Jane Neal for the second time at the Telegraph Gallery

Jean Neal is a British curator and art historian who specialises in Central and Eastern European painting. She is particularly interested in artists working with figurative imagery in their work. This is the second time Jane Neal has collaborated with the Telegraph Gallery in the New Positions in British Painting exhibition - the first project she completed in Olomouc was the aforementioned German Painting Now exhibition of artists working in Leipzig and Berlin.

For Jane Neal it is typical to work closely with artists and to reveal hidden - often subconsciously embedded - meanings in painting. According to Jane Neal, while the artists of the new Leipzig school, through their figurative tendencies and the specific visuality of their works, were reacting to the socialist realism, prevalent in the Eastern Bloc at the time, suddenly mixed with abstract Western tendencies after the fall of the Wall, the opposite is true within the British school. As Jane Neal writes in her text - in the 1980s figurative painting was declared almost dead on London soil. The medium of painting itself was no better off - but around 2000 a turning point came and the slow development of these approaches morphed into the phenomenon of today.

Jane Neal will present five artists at the Telegraph Gallery who - in her own words - have been key figures in shaping the image of contemporary British painting through their individual approaches. Berlin-based Tom Anholt will present his paintings influenced by the German Expressionist milieu.

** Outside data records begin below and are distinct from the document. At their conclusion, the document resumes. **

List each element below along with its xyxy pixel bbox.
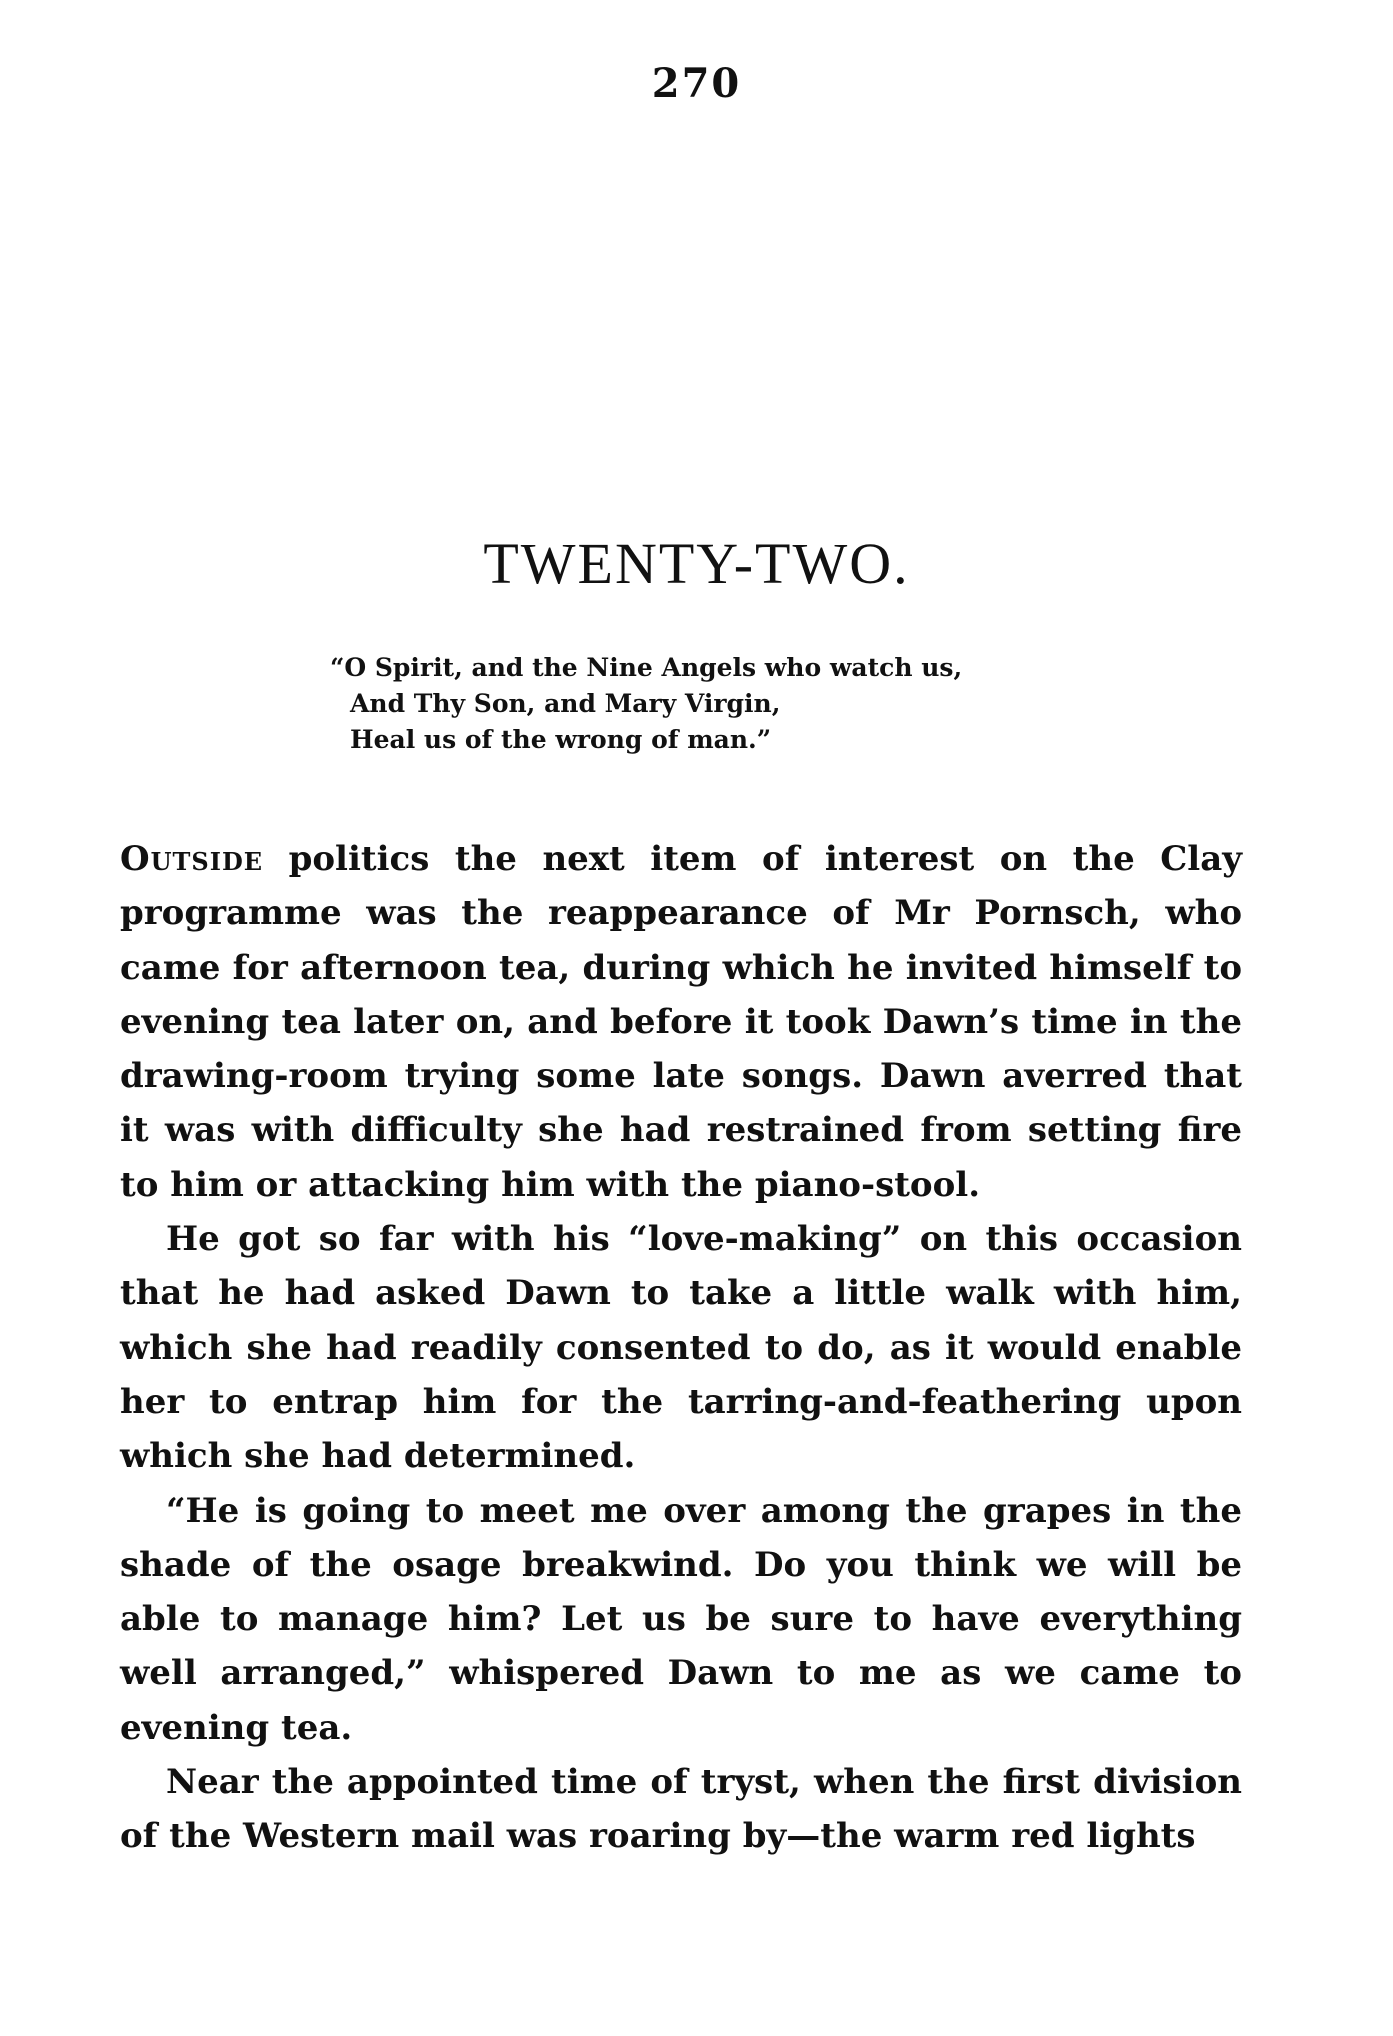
paragraph — [120, 832, 1242, 1212]
paragraph-lead-word: Outside — [120, 839, 264, 879]
paragraph: Near the appointed time of tryst, when the first division of the Western mail was roaring by—the warm red lights — [120, 1762, 1242, 1857]
paragraph: He got so far with his “love-making” on this occasion that he had asked Dawn to take a little walk with him, which she had readily consented to do, as it would enable her to entrap him for the tarring-and-feathering upon which she had determined. — [120, 1219, 1242, 1477]
page-number: 270 — [651, 60, 742, 107]
epigraph — [330, 650, 1090, 758]
epigraph-line: “O Spirit, and the Nine Angels who watch us, — [330, 653, 963, 682]
chapter-title: TWENTY-TWO. — [483, 531, 910, 596]
epigraph-line: Heal us of the wrong of man.” — [350, 725, 772, 754]
paragraph-text: politics the next item of interest on the Clay programme was the reappearance of Mr Pornsch, who came for afternoon tea, during which he invited himself to evening tea later on, and before it took Dawn’s time in the drawing-room trying some late songs. Dawn averred that it was with difficulty she had restrained from setting fire to him or attacking him with the piano-stool. — [120, 839, 1242, 1205]
epigraph-line: And Thy Son, and Mary Virgin, — [350, 689, 781, 718]
body-text — [120, 832, 1242, 1864]
paragraph: “He is going to meet me over among the grapes in the shade of the osage breakwind. Do you think we will be able to manage him? Let us be sure to have everything well arranged,” whispered Dawn to me as we came to evening tea. — [120, 1490, 1242, 1748]
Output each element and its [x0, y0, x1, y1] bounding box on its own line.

Painter Jessie Makinson will incorporate themes of women as archetypal leaders, her feminist approaches will be complemented and gently confronted by Caroline Walker's paintings depicting women in enclosed and intimate settings. At the same time, the words indigeneity and archetype could be used to introduce the work of David Brian Smith - a painter depicting rural motifs psychedelically underlined by imaginative colour. The exhibition will be completed by Justin Mortimer's work, which moves in two typical spheres - traditional portraiture and imaginative narrative paintings.

 

The exhibition New Positions in British Painting will open on 24 Aug 2023 at 6pm. The exhibition itself will then run until 23 November 2023.